Verstappen made a stunning start to his Red Bull career in 2016 after replacing Daniil Kvyat by scoring a victory in the Spanish Grand Prix after then-Mercedes duo Nico Rosberg and Lewis Hamilton infamously collided with one another.
It was Ricciardo, however, who managed to finish ahead of his rising star team-mate by 52 points, and the best of the rest in the standings behind champion Rosberg and title runner-up Hamilton.
It was a similar story the following season in 2017, with Ricciardo 32 points clear of Verstappen despite the latter winning races late on in Malaysia and Mexico.
In 2018, however, despite two early victories in China and Monaco, the momentum shifted towards Verstappen who finished 79 points clear of the Australian.
Just past the halfway point of that year, however, Ricciardo had already made up his mind to leave, signing a two-year contract with Renault.

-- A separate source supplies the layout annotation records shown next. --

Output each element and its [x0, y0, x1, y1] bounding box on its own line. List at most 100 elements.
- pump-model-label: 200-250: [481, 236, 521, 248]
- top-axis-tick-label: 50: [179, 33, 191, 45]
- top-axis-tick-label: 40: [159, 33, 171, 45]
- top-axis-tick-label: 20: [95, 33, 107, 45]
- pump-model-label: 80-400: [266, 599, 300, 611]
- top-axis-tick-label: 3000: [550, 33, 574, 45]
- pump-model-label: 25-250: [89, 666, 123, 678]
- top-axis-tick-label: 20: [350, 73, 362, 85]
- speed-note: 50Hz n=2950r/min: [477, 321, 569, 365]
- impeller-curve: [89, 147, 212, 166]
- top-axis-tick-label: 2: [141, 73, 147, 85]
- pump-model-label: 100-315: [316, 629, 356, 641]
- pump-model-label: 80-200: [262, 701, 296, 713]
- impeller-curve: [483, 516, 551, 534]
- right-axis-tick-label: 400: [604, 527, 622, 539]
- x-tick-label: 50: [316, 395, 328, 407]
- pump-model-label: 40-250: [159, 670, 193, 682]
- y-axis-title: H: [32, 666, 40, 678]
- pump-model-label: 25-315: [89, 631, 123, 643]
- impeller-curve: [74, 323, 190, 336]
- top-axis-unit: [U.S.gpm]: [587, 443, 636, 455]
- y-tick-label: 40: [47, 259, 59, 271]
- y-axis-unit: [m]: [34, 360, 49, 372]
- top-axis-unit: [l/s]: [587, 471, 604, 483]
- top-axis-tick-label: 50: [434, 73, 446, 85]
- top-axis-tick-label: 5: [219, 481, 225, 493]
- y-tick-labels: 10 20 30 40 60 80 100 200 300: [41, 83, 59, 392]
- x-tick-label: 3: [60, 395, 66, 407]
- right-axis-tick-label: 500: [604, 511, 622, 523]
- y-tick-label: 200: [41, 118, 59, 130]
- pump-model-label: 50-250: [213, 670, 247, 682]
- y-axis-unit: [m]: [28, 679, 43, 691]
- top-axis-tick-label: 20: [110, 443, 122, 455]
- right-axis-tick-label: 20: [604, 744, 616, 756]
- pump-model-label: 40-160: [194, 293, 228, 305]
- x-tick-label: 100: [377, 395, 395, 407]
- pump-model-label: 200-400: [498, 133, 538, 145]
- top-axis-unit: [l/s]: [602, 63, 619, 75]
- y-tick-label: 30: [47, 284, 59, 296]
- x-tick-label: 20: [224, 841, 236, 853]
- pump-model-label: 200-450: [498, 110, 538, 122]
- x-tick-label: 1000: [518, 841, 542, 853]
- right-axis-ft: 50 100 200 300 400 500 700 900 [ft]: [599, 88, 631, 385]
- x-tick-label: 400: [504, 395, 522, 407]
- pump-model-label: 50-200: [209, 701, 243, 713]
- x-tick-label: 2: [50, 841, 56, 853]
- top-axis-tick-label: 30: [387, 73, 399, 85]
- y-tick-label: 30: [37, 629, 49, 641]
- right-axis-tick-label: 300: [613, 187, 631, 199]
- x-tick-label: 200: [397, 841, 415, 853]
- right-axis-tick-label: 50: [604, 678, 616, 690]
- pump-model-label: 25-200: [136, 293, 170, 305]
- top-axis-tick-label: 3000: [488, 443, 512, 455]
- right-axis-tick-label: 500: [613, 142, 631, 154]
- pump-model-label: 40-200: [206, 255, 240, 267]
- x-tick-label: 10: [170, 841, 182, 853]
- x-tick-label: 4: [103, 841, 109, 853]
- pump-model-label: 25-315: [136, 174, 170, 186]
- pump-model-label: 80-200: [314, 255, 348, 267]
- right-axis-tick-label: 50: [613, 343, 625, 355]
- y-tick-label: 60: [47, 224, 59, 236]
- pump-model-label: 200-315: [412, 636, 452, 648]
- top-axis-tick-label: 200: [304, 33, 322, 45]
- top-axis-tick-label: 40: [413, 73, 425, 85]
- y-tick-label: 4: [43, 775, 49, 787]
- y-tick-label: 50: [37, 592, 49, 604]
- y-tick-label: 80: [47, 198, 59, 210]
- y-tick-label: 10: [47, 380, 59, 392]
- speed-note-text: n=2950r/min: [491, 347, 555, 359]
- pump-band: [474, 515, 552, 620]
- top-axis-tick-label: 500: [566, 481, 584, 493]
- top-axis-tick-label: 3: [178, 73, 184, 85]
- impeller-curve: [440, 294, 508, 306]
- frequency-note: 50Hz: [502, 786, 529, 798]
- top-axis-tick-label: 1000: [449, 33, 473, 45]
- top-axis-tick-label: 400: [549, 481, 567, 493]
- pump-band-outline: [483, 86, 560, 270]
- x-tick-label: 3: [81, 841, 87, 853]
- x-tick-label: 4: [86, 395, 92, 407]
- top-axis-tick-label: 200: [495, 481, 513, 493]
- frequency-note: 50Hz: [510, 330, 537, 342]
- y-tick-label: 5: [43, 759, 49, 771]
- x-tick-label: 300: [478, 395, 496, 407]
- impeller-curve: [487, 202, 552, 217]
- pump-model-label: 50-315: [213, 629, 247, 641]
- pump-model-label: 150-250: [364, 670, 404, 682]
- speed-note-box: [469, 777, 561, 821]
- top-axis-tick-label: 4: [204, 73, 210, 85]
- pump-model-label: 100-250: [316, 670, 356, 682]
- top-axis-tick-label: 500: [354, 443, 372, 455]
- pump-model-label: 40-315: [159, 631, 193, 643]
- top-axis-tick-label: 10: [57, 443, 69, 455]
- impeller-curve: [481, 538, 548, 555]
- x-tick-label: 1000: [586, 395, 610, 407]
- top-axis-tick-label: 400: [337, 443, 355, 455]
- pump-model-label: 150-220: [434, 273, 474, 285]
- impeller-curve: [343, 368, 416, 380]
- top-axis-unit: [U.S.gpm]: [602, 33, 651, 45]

Red Bull advisor Dr Helmut Marko feels Ricciardo was wrong to walk away, with his moves to Renault and then McLaren working in his favour.

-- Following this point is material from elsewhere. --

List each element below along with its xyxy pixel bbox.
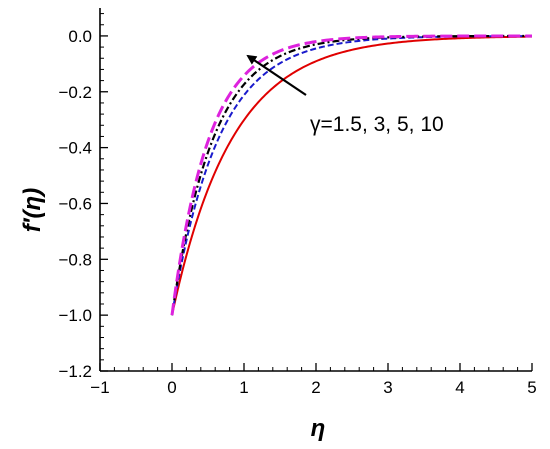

Extolling Ricciardo's virtues, Marko told the Red Bulletin: "A cheerful, natural talent with outstanding car control. Daniel gets into the car and is fast straight from the off.
"In his first year at Red Bull Racing, he beat Vettel by three wins to nil."

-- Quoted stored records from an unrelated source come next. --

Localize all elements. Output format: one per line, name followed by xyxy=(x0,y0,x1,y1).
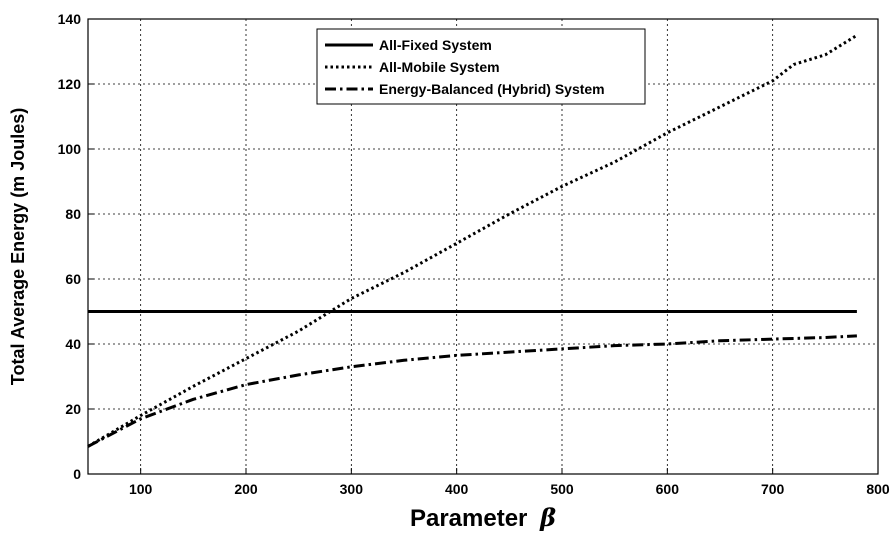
y-tick-label: 120 xyxy=(58,76,82,92)
x-axis-title-text: Parameter xyxy=(410,505,527,532)
x-tick-label: 300 xyxy=(340,481,364,497)
axis-ticks: 100 200 300 400 500 600 700 800 0 20 40 60 80 100 120 1… xyxy=(58,11,890,497)
y-tick-label: 60 xyxy=(65,271,81,287)
x-tick-label: 700 xyxy=(761,481,785,497)
x-tick-label: 200 xyxy=(234,481,258,497)
series-line-3 xyxy=(87,334,857,448)
y-tick-label: 140 xyxy=(58,11,82,27)
series-layer xyxy=(87,34,858,448)
x-tick-label: 800 xyxy=(866,481,890,497)
y-tick-label: 80 xyxy=(65,206,81,222)
series-line-2 xyxy=(87,34,858,448)
legend-label: All-Fixed System xyxy=(379,37,492,53)
plot-frame xyxy=(87,18,879,475)
x-axis-title-symbol: β xyxy=(539,503,556,532)
legend-box xyxy=(316,28,646,105)
y-tick-label: 0 xyxy=(73,466,81,482)
x-tick-label: 400 xyxy=(445,481,469,497)
y-tick-label: 100 xyxy=(58,141,82,157)
legend: All-Fixed System All-Mobile System Energy-… xyxy=(316,28,646,105)
x-tick-label: 100 xyxy=(129,481,153,497)
x-tick-label: 500 xyxy=(550,481,574,497)
y-tick-label: 40 xyxy=(65,336,81,352)
x-axis-title: Parameter β xyxy=(410,503,556,532)
legend-label: Energy-Balanced (Hybrid) System xyxy=(379,81,605,97)
x-tick-label: 600 xyxy=(656,481,680,497)
legend-label: All-Mobile System xyxy=(379,59,500,75)
y-axis-title: Total Average Energy (m Joules) xyxy=(8,108,28,385)
y-tick-label: 20 xyxy=(65,401,81,417)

But then highlighting where it started to go wrong, Marko added: "Max coming on the scene was a crunch point in his career.
"Rather than taking up the fight, he wanted to keep his distance. And you know what happened next. That’s too bad."
Despite declaring the jovial Ricciardo as "always nice to work with" and proclaiming his speed to be "comparable to that of Max" with a final blow, he concluded: "He’s just lacking that ultimate consistency.”
Earlier this year, in an interview with the Herald Sun, Ricciardo said his motivation to leave was due to "a lot of things that gave me a little bit of discomfort or lack of stability".
Key amongst them was the departure of long-time race engineer Simon Rennie.